The main ground floor level is where all the living spaces are - kitchen, dining and lounge areas wrapped around the staircase leading upstairs. This layout provides a variety of angles and nooks that add visual interest to the living areas and create useful spaces for bookcases and the like.

The sunroom becomes another living area on one side of the short hallway to the original front door, and there's another room on the other side of the hallway that could be a bedroom or a third living area.

Upstairs, you find the master bedroom with its ensuite conveniences, two more bedrooms and the main bathroom. Timber floors are a feature in the bathrooms, carefully retained during the latest refurbishment work.

The ensuite also features a freestanding clawfoot bath with a bold red colour around its base to contrast the crisp white of its inside surfaces.

Indoor-outdoor living is easy, Richard points out, with the decking that has been added to the home over the years. 'The big deck wraps around the middle level and that alteration to the sun room means that the eastern deck feels much more connected to the northern outdoor area.'

There's a touch of the outdoors upstairs as well, with a small balcony outside the master bedroom.

Harcourts consultant Phil Quinney is marketing the home and agrees it is an appealing mix of character and contemporary conveniences.

'It still has the charm and character of its era,' he says.

He's also impressed with the views that this home offers - not just over the city to the sea, but also to the sides of the property where neighbouring gardens feature established trees such as a couple of towering Norfolk pines among the mix of native and exotic specimens.

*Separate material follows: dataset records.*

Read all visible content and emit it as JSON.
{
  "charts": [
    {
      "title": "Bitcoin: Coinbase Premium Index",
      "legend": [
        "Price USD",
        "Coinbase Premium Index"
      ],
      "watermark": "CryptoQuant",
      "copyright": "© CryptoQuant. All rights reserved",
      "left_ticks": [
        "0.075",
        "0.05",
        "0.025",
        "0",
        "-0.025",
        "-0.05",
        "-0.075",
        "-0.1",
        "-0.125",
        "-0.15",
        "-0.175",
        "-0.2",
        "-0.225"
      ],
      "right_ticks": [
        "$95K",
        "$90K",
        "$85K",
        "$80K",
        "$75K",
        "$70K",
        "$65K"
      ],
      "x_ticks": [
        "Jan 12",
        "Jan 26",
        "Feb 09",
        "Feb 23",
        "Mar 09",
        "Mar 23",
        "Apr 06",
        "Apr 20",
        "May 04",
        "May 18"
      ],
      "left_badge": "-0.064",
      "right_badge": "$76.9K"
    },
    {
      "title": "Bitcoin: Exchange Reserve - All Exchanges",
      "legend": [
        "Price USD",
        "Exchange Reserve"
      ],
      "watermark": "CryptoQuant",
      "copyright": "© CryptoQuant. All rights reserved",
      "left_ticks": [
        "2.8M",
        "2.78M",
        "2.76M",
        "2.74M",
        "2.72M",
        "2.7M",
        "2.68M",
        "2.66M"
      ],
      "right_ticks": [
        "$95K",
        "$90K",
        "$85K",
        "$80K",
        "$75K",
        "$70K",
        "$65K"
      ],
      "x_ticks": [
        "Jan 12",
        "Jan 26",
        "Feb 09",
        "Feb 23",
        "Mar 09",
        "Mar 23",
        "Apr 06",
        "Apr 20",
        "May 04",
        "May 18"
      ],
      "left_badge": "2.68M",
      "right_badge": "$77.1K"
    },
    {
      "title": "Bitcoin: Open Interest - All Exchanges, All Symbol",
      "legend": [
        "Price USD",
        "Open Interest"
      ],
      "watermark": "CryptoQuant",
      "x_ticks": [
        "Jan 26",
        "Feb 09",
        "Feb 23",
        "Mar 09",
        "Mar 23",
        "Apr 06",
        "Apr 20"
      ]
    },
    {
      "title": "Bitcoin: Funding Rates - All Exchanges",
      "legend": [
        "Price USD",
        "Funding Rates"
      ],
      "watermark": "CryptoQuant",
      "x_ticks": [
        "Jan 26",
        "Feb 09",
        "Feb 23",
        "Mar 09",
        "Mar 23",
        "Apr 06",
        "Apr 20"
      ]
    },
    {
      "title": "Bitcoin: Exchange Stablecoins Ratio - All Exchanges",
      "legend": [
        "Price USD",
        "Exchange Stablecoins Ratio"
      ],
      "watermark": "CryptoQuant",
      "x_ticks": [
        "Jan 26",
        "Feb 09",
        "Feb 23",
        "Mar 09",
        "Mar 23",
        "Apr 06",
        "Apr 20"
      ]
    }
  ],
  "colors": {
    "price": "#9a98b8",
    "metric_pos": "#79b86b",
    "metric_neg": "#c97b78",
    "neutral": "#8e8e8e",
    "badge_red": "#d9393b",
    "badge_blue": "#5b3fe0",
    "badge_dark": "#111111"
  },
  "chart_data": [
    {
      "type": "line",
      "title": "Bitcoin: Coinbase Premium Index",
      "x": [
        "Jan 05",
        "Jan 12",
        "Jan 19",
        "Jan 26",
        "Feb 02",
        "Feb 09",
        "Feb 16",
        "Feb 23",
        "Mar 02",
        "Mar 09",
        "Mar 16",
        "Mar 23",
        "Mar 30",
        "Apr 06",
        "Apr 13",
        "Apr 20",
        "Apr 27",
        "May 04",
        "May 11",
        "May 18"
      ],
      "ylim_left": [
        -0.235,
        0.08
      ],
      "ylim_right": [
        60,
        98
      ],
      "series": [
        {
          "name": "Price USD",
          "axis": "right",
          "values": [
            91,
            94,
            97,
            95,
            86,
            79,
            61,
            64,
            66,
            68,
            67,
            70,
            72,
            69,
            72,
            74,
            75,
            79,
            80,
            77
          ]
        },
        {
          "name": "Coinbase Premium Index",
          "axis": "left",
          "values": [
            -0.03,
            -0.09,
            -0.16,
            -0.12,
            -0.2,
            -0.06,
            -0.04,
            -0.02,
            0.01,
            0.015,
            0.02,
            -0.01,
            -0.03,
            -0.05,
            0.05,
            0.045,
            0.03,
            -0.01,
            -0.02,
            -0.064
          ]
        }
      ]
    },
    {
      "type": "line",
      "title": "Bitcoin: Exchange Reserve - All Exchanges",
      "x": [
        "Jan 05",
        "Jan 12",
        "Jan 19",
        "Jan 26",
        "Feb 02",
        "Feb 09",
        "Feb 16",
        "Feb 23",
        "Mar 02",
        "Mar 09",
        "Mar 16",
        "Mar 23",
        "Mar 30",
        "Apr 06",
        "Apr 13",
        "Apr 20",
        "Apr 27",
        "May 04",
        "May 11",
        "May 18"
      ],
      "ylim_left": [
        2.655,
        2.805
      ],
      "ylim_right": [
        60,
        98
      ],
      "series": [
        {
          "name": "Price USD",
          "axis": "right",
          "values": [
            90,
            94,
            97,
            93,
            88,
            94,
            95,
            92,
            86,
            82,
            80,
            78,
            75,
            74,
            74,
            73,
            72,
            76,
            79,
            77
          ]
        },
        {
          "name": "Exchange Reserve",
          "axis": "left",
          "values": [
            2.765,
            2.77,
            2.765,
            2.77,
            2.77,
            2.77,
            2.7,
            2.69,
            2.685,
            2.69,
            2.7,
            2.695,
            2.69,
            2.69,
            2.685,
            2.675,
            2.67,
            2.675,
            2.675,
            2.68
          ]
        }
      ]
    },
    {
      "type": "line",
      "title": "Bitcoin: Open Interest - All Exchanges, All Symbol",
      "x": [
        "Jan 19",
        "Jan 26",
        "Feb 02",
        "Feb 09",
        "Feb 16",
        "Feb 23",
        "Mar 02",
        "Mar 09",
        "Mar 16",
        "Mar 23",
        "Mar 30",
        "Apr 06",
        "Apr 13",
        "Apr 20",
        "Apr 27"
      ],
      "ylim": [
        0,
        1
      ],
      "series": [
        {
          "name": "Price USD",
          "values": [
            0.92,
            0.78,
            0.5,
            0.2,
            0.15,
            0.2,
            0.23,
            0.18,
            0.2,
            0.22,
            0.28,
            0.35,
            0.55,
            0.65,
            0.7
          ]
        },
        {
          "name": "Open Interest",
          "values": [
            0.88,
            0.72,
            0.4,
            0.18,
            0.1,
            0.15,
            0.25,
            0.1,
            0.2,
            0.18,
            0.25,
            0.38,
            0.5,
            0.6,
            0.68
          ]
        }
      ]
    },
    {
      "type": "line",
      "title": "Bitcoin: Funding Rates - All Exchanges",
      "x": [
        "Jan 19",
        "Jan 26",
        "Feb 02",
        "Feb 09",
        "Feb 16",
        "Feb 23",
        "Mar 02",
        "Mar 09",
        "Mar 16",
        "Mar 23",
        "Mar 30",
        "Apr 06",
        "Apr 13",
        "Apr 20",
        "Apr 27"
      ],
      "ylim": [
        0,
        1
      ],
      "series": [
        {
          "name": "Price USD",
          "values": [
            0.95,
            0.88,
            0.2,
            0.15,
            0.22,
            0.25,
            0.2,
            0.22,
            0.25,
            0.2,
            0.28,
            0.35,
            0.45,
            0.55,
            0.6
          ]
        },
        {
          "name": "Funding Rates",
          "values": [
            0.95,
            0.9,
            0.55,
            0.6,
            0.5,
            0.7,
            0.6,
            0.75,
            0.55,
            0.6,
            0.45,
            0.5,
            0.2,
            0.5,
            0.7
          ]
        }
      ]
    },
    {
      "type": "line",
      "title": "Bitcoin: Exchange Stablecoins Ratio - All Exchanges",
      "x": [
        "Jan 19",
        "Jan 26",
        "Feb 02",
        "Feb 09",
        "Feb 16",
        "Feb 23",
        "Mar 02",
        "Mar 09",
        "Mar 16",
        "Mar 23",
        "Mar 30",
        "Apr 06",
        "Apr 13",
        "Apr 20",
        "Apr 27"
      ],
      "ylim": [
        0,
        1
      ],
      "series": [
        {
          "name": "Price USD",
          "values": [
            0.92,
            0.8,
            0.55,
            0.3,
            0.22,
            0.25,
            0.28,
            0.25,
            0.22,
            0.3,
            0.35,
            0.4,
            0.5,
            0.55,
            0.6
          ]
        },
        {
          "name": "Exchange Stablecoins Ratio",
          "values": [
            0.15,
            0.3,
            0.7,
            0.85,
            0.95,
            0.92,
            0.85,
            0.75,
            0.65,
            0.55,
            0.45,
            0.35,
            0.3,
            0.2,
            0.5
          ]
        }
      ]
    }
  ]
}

The dress-circle location will attract a lot of prospective buyers, he suggests. 'It has schools nearby, the CBD just down below, a walk to cafes and movies, and the parks up the road.'

It's also a warm home, he notes. 'Even at this time of the year. The first time I walked through, I thought they had had the heater on, but it was just the sun warming the house.'

The spacious sunny decks help make this a family home, he adds, while interesting garden spaces below the house give children further opportunities to explore and play outside.